By Paul Fakayejo, tech analyst
There is a palpable fear in the banking industry lately due to rumours of an AI that can detect fraud by merely listening.
The name of the AI is Safi and it is making banks nervous again.
Safi AI is owned by Insolify, one of the leading tech giants in Africa, according to tech industry sources.
According to Paul Fakayejo, an industry analyst, “When Safi first entered African banking halls, the controversy it caused was a bit simple however weird already: An AI was talking to customers. Now, the controversy is far bigger than imagined, because Safi is no longer just listening, it is thinking financially.”
“Safi has gone from being just a Voice Agent to being a Financial Intelligence Engine. Safi has quietly evolved beyond customer care AI into something banks rarely admit they need:
real-time Financial Intelligence (FI),” he further said.
“Every call, WhatsApp message, USSD interaction, and support request Safi handles is no longer
treated as “support noise.”
It becomes structured financial signals; such as repeated dispute patterns, unusual transaction complaints, behavioural inconsistencies during verification, sudden changes in customer language or urgency and cross-channel anomalies (voice vs WhatsApp vs app activity).
“Individually, these signals look harmless, but altogether, they expose fraud before money leaves the system,” he said.
Paul further emphasized that Safi functions in ways it makes fraud detection not needing to wait for alerts.
He emphasized further that traditional fraud systems rely on rules, thresholds, and post-transaction alerts. “Safi doesn’t wait. It detects fraud during conversation.
If a customer suddenly struggles to answer routine verification questions, switches languages unnaturally, pressures for urgent overrides or contradicts recent transaction history; Safi flags the interaction instantly, sometimes before the transaction is even completed,” Paul said.
Paul said “Critics call this intrusive.

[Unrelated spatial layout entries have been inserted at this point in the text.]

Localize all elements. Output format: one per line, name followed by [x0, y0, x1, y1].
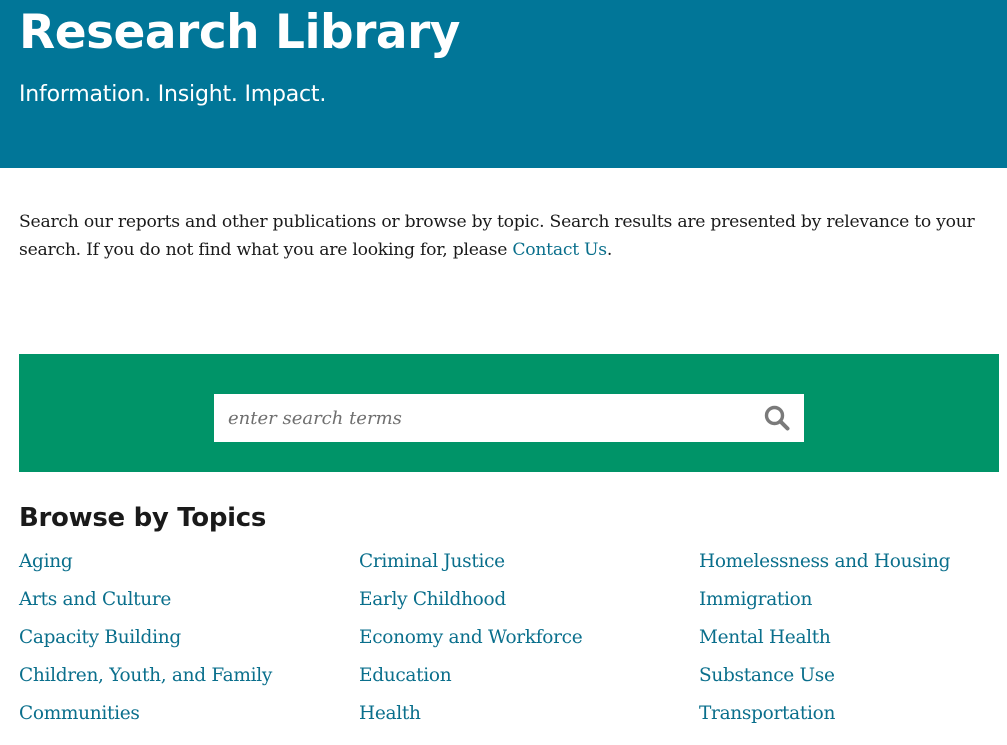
topic-link-economy-and-workforce[interactable]: Economy and Workforce	[359, 624, 689, 662]
search-band	[19, 354, 999, 472]
topic-link-communities[interactable]: Communities	[19, 700, 349, 738]
topic-column: Homelessness and Housing Immigration Men…	[699, 548, 1007, 738]
page-header: Research Library Information. Insight. I…	[0, 0, 1007, 168]
intro-paragraph: Search our reports and other publication…	[19, 208, 1004, 264]
topic-link-substance-use[interactable]: Substance Use	[699, 662, 1007, 700]
topic-link-children-youth-family[interactable]: Children, Youth, and Family	[19, 662, 349, 700]
page-tagline: Information. Insight. Impact.	[19, 82, 327, 107]
intro-trailing: .	[606, 240, 613, 260]
topic-link-immigration[interactable]: Immigration	[699, 586, 1007, 624]
topic-link-education[interactable]: Education	[359, 662, 689, 700]
topic-link-homelessness-and-housing[interactable]: Homelessness and Housing	[699, 548, 1007, 586]
search-box	[214, 394, 804, 442]
intro-text: Search our reports and other publication…	[19, 212, 975, 260]
topic-link-early-childhood[interactable]: Early Childhood	[359, 586, 689, 624]
topic-link-mental-health[interactable]: Mental Health	[699, 624, 1007, 662]
browse-title: Browse by Topics	[19, 503, 267, 533]
search-input[interactable]	[214, 394, 744, 442]
topic-link-arts-and-culture[interactable]: Arts and Culture	[19, 586, 349, 624]
topic-list: Aging Arts and Culture Capacity Building…	[19, 548, 1004, 738]
topic-column: Aging Arts and Culture Capacity Building…	[19, 548, 349, 738]
topic-link-aging[interactable]: Aging	[19, 548, 349, 586]
topic-column: Criminal Justice Early Childhood Economy…	[359, 548, 689, 738]
topic-link-transportation[interactable]: Transportation	[699, 700, 1007, 738]
search-icon	[764, 405, 790, 431]
search-button[interactable]	[762, 404, 792, 432]
contact-us-link[interactable]: Contact Us	[512, 240, 607, 260]
topic-link-capacity-building[interactable]: Capacity Building	[19, 624, 349, 662]
topic-link-criminal-justice[interactable]: Criminal Justice	[359, 548, 689, 586]
page-title: Research Library	[19, 5, 460, 60]
topic-link-health[interactable]: Health	[359, 700, 689, 738]
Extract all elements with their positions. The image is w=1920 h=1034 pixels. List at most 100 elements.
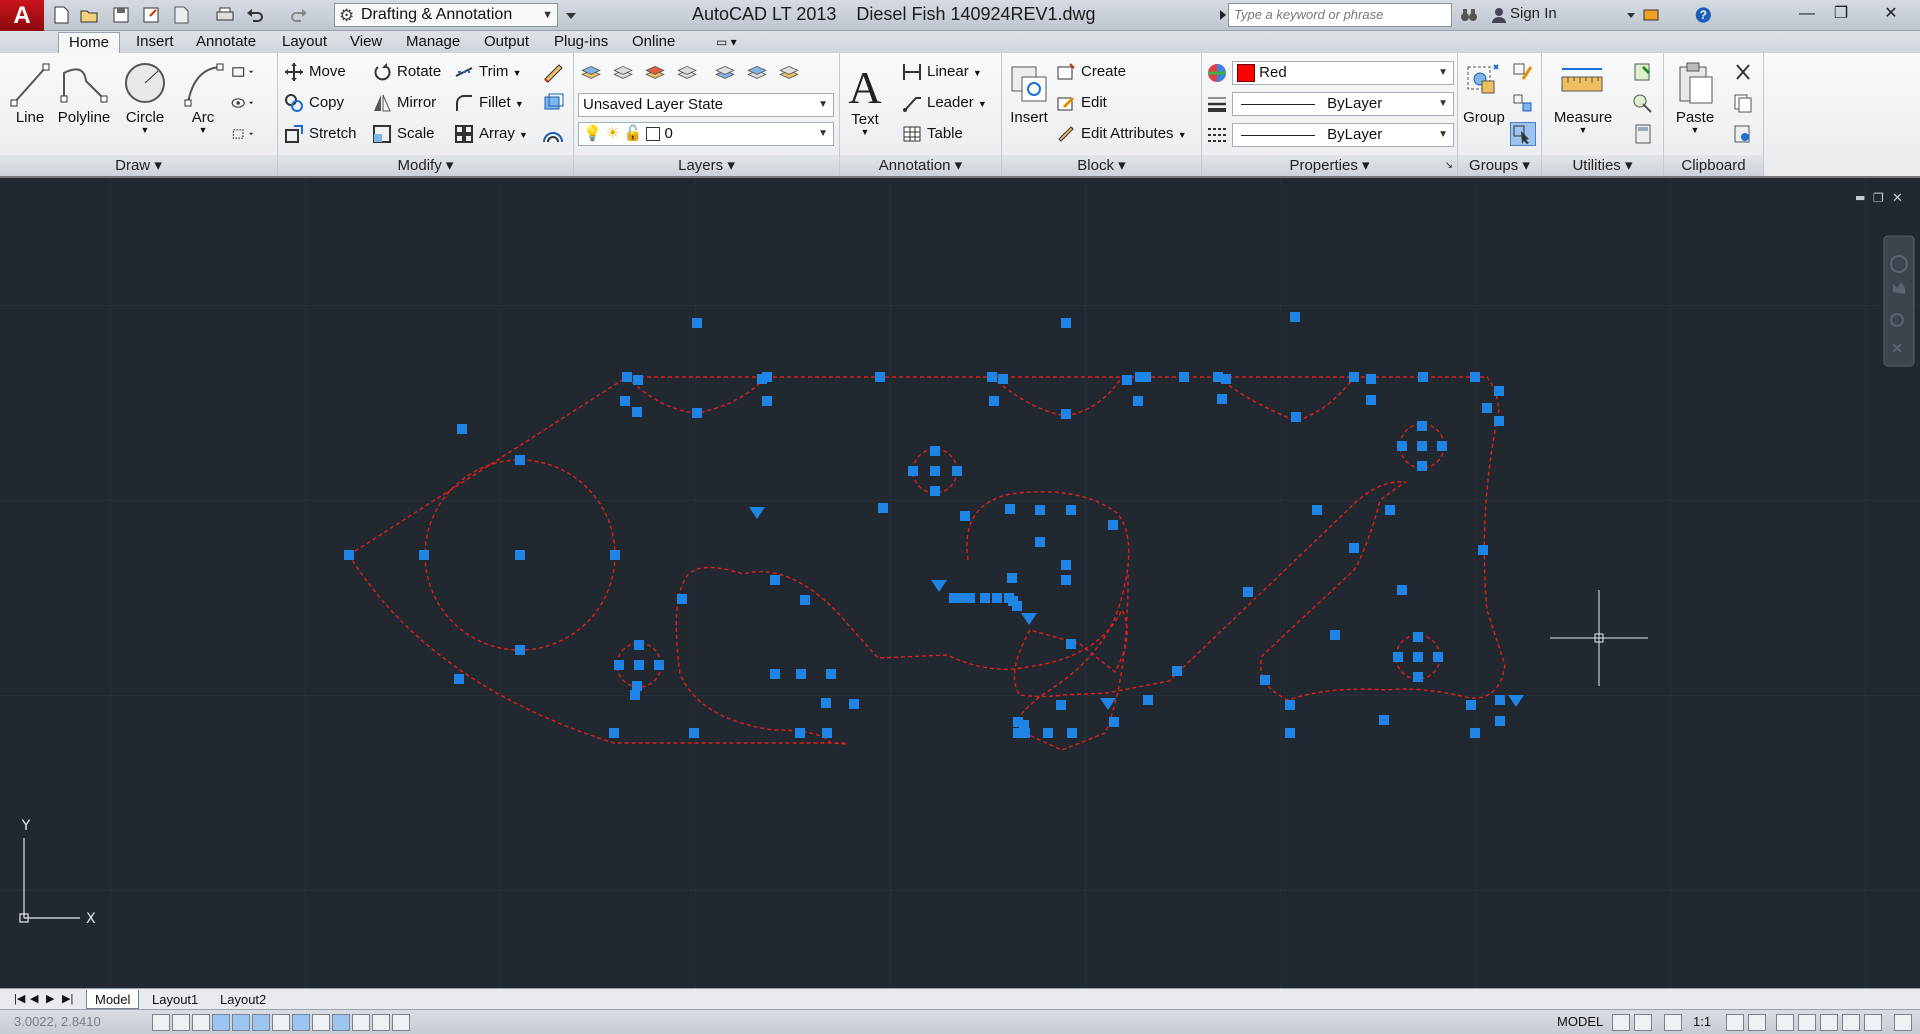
grip-point[interactable] <box>1413 652 1423 662</box>
grip-point[interactable] <box>344 550 354 560</box>
sign-in-link[interactable]: Sign In <box>1510 5 1557 22</box>
auto-scale-icon[interactable] <box>1748 1014 1766 1031</box>
grip-point[interactable] <box>1109 717 1119 727</box>
quick-select-icon[interactable] <box>1630 60 1656 84</box>
annotation-visibility-icon[interactable] <box>1726 1014 1744 1031</box>
grip-point[interactable] <box>770 669 780 679</box>
grip-point[interactable] <box>1285 728 1295 738</box>
clipboard-panel-title[interactable]: Clipboard <box>1664 155 1763 176</box>
qat-customize-icon[interactable] <box>560 4 576 26</box>
grip-point[interactable] <box>1366 374 1376 384</box>
grip-point[interactable] <box>849 699 859 709</box>
annotation-scale-label[interactable]: 1:1 <box>1693 1014 1711 1029</box>
grip-point[interactable] <box>1066 505 1076 515</box>
grip-point[interactable] <box>987 372 997 382</box>
grip-point[interactable] <box>515 645 525 655</box>
ortho-mode-icon[interactable] <box>212 1014 230 1031</box>
layer-off-icon[interactable] <box>642 60 672 84</box>
dynamic-ucs-icon[interactable] <box>292 1014 310 1031</box>
layer-properties-icon[interactable] <box>578 60 608 84</box>
grip-point[interactable] <box>980 593 990 603</box>
tab-layout2[interactable]: Layout2 <box>212 990 274 1009</box>
offset-icon[interactable] <box>540 122 566 146</box>
new-icon[interactable] <box>50 4 72 26</box>
fillet-button[interactable]: Fillet ▼ <box>454 91 524 115</box>
grip-point[interactable] <box>1179 372 1189 382</box>
grip-point[interactable] <box>1133 396 1143 406</box>
grip-point[interactable] <box>965 593 975 603</box>
lineweight-icon[interactable] <box>1204 92 1230 116</box>
layer-isolate-icon[interactable] <box>610 60 640 84</box>
isolate-objects-icon[interactable] <box>1842 1014 1860 1031</box>
grip-point[interactable] <box>930 486 940 496</box>
grip-point[interactable] <box>634 640 644 650</box>
grip-point[interactable] <box>930 466 940 476</box>
annotation-panel-title[interactable]: Annotation ▾ <box>840 155 1001 176</box>
grip-point[interactable] <box>795 728 805 738</box>
quick-view-drawings-icon[interactable] <box>1634 1014 1652 1031</box>
ribbon-minimize-icon[interactable]: ▭ ▾ <box>706 32 747 53</box>
grip-point[interactable] <box>515 550 525 560</box>
grip-point[interactable] <box>419 550 429 560</box>
grip-point[interactable] <box>454 674 464 684</box>
annotation-scale-icon[interactable] <box>1664 1014 1682 1031</box>
exchange-apps-icon[interactable] <box>1640 4 1662 26</box>
tab-layout[interactable]: Layout <box>272 32 337 53</box>
print-icon[interactable] <box>214 4 236 26</box>
grip-point[interactable] <box>796 669 806 679</box>
drawing-canvas[interactable]: ▬ ❐ ✕ Y X <box>0 180 1920 988</box>
grip-point[interactable] <box>875 372 885 382</box>
grip-point[interactable] <box>1056 700 1066 710</box>
drawing-svg[interactable]: ▬ ❐ ✕ Y X <box>0 180 1920 988</box>
save-as-icon[interactable] <box>140 4 162 26</box>
grip-point[interactable] <box>1312 505 1322 515</box>
grip-point[interactable] <box>1366 395 1376 405</box>
linetype-dropdown[interactable]: ByLayer ▼ <box>1232 123 1454 147</box>
grip-point[interactable] <box>634 660 644 670</box>
grip-point[interactable] <box>1061 560 1071 570</box>
polar-tracking-icon[interactable] <box>232 1014 250 1031</box>
tab-online[interactable]: Online <box>622 32 685 53</box>
erase-icon[interactable] <box>540 60 566 84</box>
infer-constraints-icon[interactable] <box>152 1014 170 1031</box>
copy-with-basepoint-icon[interactable] <box>1730 122 1756 146</box>
grip-point[interactable] <box>822 728 832 738</box>
grip-point[interactable] <box>1470 728 1480 738</box>
grip-point[interactable] <box>1141 372 1151 382</box>
edit-attributes-button[interactable]: Edit Attributes ▼ <box>1056 122 1187 146</box>
grip-point[interactable] <box>515 455 525 465</box>
text-button[interactable]: A Text ▼ <box>846 59 884 137</box>
grip-point[interactable] <box>1143 695 1153 705</box>
lineweight-dropdown[interactable]: ByLayer ▼ <box>1232 92 1454 116</box>
hardware-acceleration-icon[interactable] <box>1820 1014 1838 1031</box>
dynamic-input-icon[interactable] <box>312 1014 330 1031</box>
tab-model[interactable]: Model <box>86 990 140 1009</box>
grip-point[interactable] <box>989 396 999 406</box>
grip-point[interactable] <box>1397 585 1407 595</box>
grip-point[interactable] <box>1379 715 1389 725</box>
workspace-dropdown[interactable]: ⚙ Drafting & Annotation ▼ <box>334 3 558 27</box>
tab-insert[interactable]: Insert <box>126 32 184 53</box>
grip-point[interactable] <box>610 550 620 560</box>
line-button[interactable]: Line <box>8 59 52 126</box>
grip-point[interactable] <box>770 575 780 585</box>
measure-button[interactable]: Measure ▼ <box>1552 59 1614 135</box>
grip-point[interactable] <box>1005 504 1015 514</box>
grip-point[interactable] <box>1494 386 1504 396</box>
insert-button[interactable]: Insert <box>1006 59 1052 126</box>
snap-mode-icon[interactable] <box>172 1014 190 1031</box>
grip-point[interactable] <box>800 595 810 605</box>
linetype-icon[interactable] <box>1204 123 1230 147</box>
groups-panel-title[interactable]: Groups ▾ <box>1458 155 1541 176</box>
grip-point[interactable] <box>632 681 642 691</box>
grip-point[interactable] <box>1108 520 1118 530</box>
grip-point[interactable] <box>1349 543 1359 553</box>
redo-icon[interactable] <box>288 4 310 26</box>
arc-button[interactable]: Arc ▼ <box>180 59 226 135</box>
grip-point[interactable] <box>692 408 702 418</box>
model-space-toggle[interactable]: MODEL <box>1557 1014 1603 1029</box>
grip-point[interactable] <box>1020 728 1030 738</box>
clean-screen-icon[interactable] <box>1894 1014 1912 1031</box>
grip-point[interactable] <box>1291 412 1301 422</box>
draw-panel-title[interactable]: Draw ▾ <box>0 155 277 176</box>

Banks call it something else:
the earliest fraud signal they have ever had.”
When responding as to why this changes banking operations, he said “Safi’s FI layer does not replace a core banking system, it feeds the core banking system. When integrated with systems like Fincore, Safi provides: context behind transactions, not just numbers, behavioural risk signals tied to real identities, cross-channel intelligence linking voice, chat, and account activity and early warnings that allow Fincore to enforce controls before settlement. In simple terms: Fincore protects the ledger.”
The industry expert said “Safi protects the conversation that leads to the ledger entry. That link did not exist before Safi.”
He described the innovation as “Multi-Channel Banking, Finally Acting Like One System”
According to Paul, “Most banks claim to be ‘omnichannel.’ Customers know better. Voice, WhatsApp, apps, and branches usually don’t talk to each other.
Safi changes that.”
“A customer who complains on WhatsApp, calls an hour later, and attempts a transaction in-app
is no longer three separate cases. Safi connects them into one financial narrative,” he further said.
“This unified intelligence allows banks to; detect coordinated fraud attempts, stop social-engineering scams in progress, assist customers seamlessly across channels, reduce false positives that frustrate legitimate users, for the first time, banking channels actually agree with each other,” he further said.
Addressing the new fear, Paul said it is “fraud prevention without friction”.
“Here is what really unsettles the industry, safi prevents fraud without extra OTPs, delays, or customer stress; no new forms, no extra buttons; no “please visit a branch”, just conversation analysis, financial context, and intelligence. That means: fewer blocked legitimate transactions, less customer anger, better regulatory reporting, stronger internal controls and no visible ‘fraud system’ for competitors to copy,” Paul said.
He further said “Regulators are paying attention quietly, because FI-driven fraud detection creates new questions; who is accountable when AI flags intent? Can conversational intelligence be audited? Should fraud prevention happen before or after customer authorization?”
“Safi is forcing regulators to think beyond transactions, towards intent, behaviour, and financial context. The real disruption is not AI, it’s awareness.
“Safi did not expose a technology gap. It exposed a blind spot.
Banks spent decades watching transactions, but ignored the conversations that created them.
Now an AI is listening to those conversations, connecting them to financial intelligence, and stopping fraud before it becomes a report.
That is why Safi is not controversial because it talks. It is controversial because it understands.
And once banking systems gain that kind of awareness,
there is no going back,” he concluded.